Décision rendue par Conseil d'État, le 20 mai 2022.

Source : open data du Conseil d'État (loi pour une République numérique du 7 octobre 2016, art. 20-21).
Cette décision n'est pas publiée au Recueil Lebon - Légifrance ne l'indexe donc pas. JusticeLibre est la seule source web indexable pour cette décision.
JuridictionConseil d'État
Date20 mai 2022
Numéro458270
ECLIECLI:FR:CECHS:2022:458270.20220520
Formation 4ème chambre jugeant seule
Source officielleopendata.justice-administrative.fr ↗
Source de l'archiveDILA -bulk JADE ↗

Vu la procédure suivante :

Le conseil départemental des Yvelines de l'ordre des chirurgiens-dentistes a porté plainte contre M. A B devant la chambre disciplinaire de première instance d'Ile-de-France de l'ordre des chirurgiens-dentistes. Par une décision du 27 juin 2019, la chambre disciplinaire de première instance a infligé à M. B la sanction de l'interdiction d'exercer la profession de chirurgien-dentiste pendant une durée d'un an.

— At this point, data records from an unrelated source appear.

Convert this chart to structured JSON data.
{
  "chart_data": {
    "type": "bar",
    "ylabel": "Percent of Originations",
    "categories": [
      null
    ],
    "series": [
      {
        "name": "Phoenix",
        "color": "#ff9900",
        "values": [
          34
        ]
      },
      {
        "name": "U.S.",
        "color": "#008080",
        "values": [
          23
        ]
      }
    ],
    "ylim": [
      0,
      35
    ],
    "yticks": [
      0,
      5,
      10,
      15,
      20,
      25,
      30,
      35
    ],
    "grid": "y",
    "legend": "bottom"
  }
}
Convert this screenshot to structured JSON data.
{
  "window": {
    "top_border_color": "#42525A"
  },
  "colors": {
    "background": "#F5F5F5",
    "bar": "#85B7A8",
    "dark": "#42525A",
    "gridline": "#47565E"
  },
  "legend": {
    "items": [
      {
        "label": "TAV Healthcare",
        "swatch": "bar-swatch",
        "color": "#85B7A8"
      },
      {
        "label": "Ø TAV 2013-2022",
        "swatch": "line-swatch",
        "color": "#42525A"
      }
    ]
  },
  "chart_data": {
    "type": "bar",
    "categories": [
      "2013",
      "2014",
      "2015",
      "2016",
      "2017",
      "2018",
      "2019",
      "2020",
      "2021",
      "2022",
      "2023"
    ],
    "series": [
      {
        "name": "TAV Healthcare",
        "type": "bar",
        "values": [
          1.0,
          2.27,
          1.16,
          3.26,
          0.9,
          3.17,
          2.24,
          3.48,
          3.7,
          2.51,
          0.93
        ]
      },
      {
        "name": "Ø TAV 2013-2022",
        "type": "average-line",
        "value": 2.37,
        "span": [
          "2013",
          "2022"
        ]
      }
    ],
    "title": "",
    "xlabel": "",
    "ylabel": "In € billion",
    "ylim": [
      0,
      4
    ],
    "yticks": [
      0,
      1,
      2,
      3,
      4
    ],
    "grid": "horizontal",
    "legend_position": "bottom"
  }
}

Par une décision n° 2941 du 6 septembre 2021, la chambre disciplinaire nationale de l'ordre des chirurgiens-dentistes a rejeté l'appel formé par M. B contre cette décision.

Par un pourvoi sommaire et un mémoire complémentaire, enregistrés le 8 novembre 2021 et le 7 février 2022 au secrétariat du contentieux du Conseil d'Etat, M. B demande au Conseil d'Etat :

1°) d'annuler cette décision ;

2°) réglant l'affaire au fond, de faire droit à son appel ;

3°) de mettre à la charge solidairement du conseil départemental des Yvelines de l'ordre des chirurgiens-dentistes et du Conseil national de l'ordre des chirurgiens-dentistes la somme de 3 000 euros au titre de l'article L. 761-1 du code justice administrative.

Vu les autres pièces du dossier ;

Vu :

- le code de la santé publique ;

- le code de justice administrative ;

Après avoir entendu en séance publique :

- le rapport de M. Pierre Vaiss, maître des requêtes en service extraordinaire ;

- les conclusions de M. Raphaël Chambon, rapporteur public ;

La parole ayant été donnée, après les conclusions, à la SCP Foussard, Froger, avocat de M. B ;

Considérant ce qui suit :

1. Aux termes de l'article L. 822-1 du code de justice administrative : " Le pourvoi en cassation devant le Conseil d'Etat fait l'objet d'une procédure préalable d'admission. L'admission est refusée par décision juridictionnelle si le pourvoi est irrecevable ou n'est fondé sur aucun moyen sérieux ".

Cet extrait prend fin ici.